Yossi Klein Halevi wrote his latest book with his neighbors in mind. His Palestinian neighbors, that is — those he doesn’t know — who live nearby.
But of course, this is the Middle East, where a neighbor isn’t just a neighbor. While they may be close in proximity, they are over the Green Line, and in many cases, beyond a concrete wall. Mentally, they have competing narratives, so the likelihood of him getting to meet them anytime soon is an abstract concept.
“We are intruders into each other’s dreams, violators of each other’s sense of home,” he writes. “We are living incarnations of each other’s worst historical nightmares.”
Even so, there are many things he’d like them to know. But hoping that Palestinians will read a book written in English is idealistic. Which is why Halevi had his latest work, “Letters to My Palestinian Neighbor,” translated into Arabic. It’s downloadable free in Arabic (with the support of the Paul E. Singer Foundation). For now, the first few letters are posted on the Times of Israel’s Arabic website, with more to follow, but they’ll also be on the book’s website, on Facebook and possibly more sites.
Halevi will discuss his letters next Wednesday, June 6 at Palo Alto’s Cubberley Theatre, in conversation with Aaron Tartakovsky. The event is sponsored by the Oshman Family JCC.
“As far as I know, this is the first time that an Israeli author has tried to directly address our Palestinian neighbors and the region beyond,” said Halevi in an email interview. “My hope is to initiate a public conversation over the story of the Jewish people’s return home, as we Israelis put it, our legitimacy and indigenousness, our shared future with the Palestinians and the Arab world generally.”
“Letters to My Palestinian Neighbor” is an especially difficult read given the violence of the past weeks. It is an attempt at dialogue by a person who has engaged in conversation with “the other” much more than have many Israelis. Halevi is a religious Jew who has traveled the diversity of opinions regarding the Arab-Israeli conflict. His first book, “Memoirs of a Jewish Extremist,” told of how he went from being a yeshiva-educated boy from Brooklyn to following and then unfollowing the militant ideology of Rabbi Meir Kahane. His later book, “Like Dreamers,” won the top prize in the 2013 National Jewish Book Awards.

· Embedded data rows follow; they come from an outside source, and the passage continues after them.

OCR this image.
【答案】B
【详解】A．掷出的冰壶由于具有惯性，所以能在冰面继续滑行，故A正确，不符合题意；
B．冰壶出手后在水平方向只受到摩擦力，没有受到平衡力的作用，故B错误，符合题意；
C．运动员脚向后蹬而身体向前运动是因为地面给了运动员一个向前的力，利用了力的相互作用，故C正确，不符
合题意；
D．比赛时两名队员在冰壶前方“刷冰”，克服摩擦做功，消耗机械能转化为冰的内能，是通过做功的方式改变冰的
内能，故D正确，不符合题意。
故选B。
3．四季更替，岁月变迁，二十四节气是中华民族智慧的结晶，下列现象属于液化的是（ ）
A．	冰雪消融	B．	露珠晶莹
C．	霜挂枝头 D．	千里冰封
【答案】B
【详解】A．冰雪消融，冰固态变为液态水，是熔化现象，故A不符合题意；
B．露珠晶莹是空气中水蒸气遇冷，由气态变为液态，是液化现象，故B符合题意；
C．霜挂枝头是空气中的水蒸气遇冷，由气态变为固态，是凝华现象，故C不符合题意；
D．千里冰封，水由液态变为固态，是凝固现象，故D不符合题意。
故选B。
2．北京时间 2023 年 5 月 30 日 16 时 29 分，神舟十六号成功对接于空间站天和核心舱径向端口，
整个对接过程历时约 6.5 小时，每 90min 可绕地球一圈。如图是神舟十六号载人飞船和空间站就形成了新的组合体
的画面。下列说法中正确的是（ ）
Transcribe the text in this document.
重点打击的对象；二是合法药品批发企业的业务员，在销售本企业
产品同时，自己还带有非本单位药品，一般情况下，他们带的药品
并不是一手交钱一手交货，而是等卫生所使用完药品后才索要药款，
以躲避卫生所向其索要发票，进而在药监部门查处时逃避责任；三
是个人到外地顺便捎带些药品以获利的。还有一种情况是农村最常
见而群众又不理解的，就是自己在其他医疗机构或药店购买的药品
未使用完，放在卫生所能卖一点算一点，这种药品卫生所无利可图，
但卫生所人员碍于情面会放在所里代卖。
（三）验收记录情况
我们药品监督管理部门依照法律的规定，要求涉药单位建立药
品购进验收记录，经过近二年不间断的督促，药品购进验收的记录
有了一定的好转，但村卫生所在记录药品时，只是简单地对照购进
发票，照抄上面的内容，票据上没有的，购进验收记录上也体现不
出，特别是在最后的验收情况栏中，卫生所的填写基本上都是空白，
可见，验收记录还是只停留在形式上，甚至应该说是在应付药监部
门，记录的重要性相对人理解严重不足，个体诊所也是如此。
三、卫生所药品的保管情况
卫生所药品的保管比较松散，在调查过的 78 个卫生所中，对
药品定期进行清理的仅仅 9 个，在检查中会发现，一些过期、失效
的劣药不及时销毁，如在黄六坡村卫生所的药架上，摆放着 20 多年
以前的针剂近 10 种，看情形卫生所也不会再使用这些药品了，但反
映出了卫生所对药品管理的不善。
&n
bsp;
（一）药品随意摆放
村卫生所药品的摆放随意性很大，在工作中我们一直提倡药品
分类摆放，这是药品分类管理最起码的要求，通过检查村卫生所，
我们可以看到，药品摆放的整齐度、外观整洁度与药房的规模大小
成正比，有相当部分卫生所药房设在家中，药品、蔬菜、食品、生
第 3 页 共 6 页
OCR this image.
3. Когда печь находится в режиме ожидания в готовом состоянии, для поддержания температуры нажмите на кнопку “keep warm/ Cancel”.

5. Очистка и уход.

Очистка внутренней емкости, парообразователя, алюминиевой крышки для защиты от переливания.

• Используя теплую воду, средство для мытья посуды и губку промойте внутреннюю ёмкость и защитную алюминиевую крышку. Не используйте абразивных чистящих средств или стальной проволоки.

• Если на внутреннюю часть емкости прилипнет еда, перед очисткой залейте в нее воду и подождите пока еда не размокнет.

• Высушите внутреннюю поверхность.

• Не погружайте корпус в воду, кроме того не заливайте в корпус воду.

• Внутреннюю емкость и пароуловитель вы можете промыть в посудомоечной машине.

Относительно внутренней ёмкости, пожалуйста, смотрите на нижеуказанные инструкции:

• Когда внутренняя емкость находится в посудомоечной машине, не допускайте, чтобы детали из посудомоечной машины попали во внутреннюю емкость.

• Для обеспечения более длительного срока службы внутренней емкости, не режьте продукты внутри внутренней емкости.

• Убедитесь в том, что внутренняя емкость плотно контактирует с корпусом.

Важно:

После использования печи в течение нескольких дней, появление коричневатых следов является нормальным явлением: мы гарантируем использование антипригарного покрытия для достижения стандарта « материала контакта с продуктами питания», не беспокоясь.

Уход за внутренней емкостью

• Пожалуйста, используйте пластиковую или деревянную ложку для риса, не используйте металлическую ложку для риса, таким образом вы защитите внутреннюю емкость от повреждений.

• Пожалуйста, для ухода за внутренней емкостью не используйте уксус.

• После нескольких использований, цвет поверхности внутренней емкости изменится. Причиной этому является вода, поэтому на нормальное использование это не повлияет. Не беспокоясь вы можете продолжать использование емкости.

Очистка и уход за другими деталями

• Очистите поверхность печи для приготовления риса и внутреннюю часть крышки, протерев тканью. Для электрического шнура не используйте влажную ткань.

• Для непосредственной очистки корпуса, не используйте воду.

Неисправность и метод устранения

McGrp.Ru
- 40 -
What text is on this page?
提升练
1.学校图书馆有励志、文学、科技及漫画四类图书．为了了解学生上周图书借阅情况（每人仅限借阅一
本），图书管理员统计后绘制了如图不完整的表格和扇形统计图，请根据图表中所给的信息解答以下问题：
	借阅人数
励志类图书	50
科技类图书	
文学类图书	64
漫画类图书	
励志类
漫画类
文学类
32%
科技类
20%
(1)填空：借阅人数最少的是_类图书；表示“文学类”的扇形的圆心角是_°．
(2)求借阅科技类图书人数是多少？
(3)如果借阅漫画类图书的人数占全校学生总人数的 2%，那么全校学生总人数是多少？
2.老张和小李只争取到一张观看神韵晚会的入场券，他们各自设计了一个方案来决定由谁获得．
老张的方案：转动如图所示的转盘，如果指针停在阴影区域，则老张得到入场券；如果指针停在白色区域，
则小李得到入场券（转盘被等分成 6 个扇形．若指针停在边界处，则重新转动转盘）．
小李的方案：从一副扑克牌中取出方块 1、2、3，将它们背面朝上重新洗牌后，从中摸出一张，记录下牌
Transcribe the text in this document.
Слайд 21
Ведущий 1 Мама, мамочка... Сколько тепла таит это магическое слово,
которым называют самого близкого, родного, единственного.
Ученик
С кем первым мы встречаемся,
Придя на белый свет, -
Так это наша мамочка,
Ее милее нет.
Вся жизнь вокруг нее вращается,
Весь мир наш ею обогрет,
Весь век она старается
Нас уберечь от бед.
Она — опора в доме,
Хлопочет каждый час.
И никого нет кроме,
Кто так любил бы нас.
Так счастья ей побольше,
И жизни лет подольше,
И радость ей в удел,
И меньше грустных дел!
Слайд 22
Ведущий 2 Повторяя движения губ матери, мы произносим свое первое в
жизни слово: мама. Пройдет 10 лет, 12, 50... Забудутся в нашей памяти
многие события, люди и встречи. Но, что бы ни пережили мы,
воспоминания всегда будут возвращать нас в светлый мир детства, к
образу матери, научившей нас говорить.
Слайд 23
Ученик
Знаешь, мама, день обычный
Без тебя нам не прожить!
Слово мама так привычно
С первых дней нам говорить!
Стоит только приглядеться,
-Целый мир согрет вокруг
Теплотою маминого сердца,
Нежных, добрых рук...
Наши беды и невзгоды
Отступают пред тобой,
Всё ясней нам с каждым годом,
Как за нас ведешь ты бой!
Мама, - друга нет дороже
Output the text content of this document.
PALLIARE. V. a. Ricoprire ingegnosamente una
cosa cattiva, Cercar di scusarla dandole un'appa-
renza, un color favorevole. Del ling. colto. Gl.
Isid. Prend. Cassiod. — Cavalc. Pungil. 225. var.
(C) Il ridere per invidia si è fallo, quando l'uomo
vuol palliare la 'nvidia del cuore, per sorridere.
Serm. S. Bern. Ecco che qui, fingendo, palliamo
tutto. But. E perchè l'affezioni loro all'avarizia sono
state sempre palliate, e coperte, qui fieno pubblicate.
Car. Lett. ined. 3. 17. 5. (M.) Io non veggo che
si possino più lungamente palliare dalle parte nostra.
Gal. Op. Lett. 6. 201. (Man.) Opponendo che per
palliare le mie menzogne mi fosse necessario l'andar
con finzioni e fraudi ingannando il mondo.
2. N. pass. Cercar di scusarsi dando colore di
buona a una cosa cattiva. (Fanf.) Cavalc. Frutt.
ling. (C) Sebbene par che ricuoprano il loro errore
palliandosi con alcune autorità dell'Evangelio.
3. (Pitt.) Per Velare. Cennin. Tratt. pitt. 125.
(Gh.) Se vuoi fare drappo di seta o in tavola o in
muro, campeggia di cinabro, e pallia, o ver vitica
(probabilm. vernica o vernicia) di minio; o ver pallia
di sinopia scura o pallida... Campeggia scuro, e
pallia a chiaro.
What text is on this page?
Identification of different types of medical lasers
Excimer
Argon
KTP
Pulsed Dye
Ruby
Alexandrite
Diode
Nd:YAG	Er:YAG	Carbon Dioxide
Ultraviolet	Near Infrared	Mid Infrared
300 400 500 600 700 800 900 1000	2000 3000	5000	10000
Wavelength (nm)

Halevi first visited Israel as a teenager with his father, a few weeks after Israel’s victory in the Six-Day War, and immediately fell in love with the country. He resolved that he would one day return as an immigrant.
He moved to Israel in 1982, and through his prior books, and out of his own interest, got to know many of Israel’s Christian and Muslim inhabitants.
These efforts led him to travel to Auschwitz in 2004 with a group of Palestinian citizens of Israel and Jewish Israelis, at the initiative of a Melkite (Byzantine rite) priest from Nazareth. In the next-to-last entry of “Letters to My Palestinian Neighbor” — and perhaps the most hopeful — he describes what it was like for him, as the son of a man who spent World War II in hiding, mostly in a hole in the ground, to see young Arab men escorting elderly Holocaust survivors. He witnessed Palestinians truly grasping the horrors of the Holocaust for the first time.
“We were pilgrims to brokenness, a hope of shared humanity in the place beyond hope,” he writes. And that journey of 300 Arabs and Jews is now part of the story of the Middle East, even though it and the hope that it fostered are now long forgotten.
We are living incarnations of each other’s worst historical nightmares.
Yet to him, giving up hope is not an option.
“I’m a writer, not a politician. I don’t have delusions of transforming the Middle East,” he said. “But I am hoping to start the first (as far as I know) public conversation among Palestinians about who we, the Jews, are — not only a religion, as I’ve frequently heard from Muslims over the years, but a people with a deep connection to a particular land.”
In the introduction, Halevi says that he’ll try to answer every letter that is sent to him from readers “in the spirit of engagement.”
He has already received some interesting responses. While some are outright hostile and even “genocidal,” he said, he has also received invitations to have coffee in the West Bank cities of Jenin and Nablus.
Responses have also come from Gaza.
“I’ve found several partners who want to appear at public events with me,” he said. “One new friend, Walid Issa, who grew up in the Dheisheh refugee camp and came to the U.S. to study, has begun writing letters to me in return. He addresses me as ‘future neighbor,’ because, as he puts it, so long as he is occupied, we can’t be neighbors. His letters — he’s written two so far —are deeply moving, telling his own family story and his belief in the need for both peoples to listen to each other’s narratives.”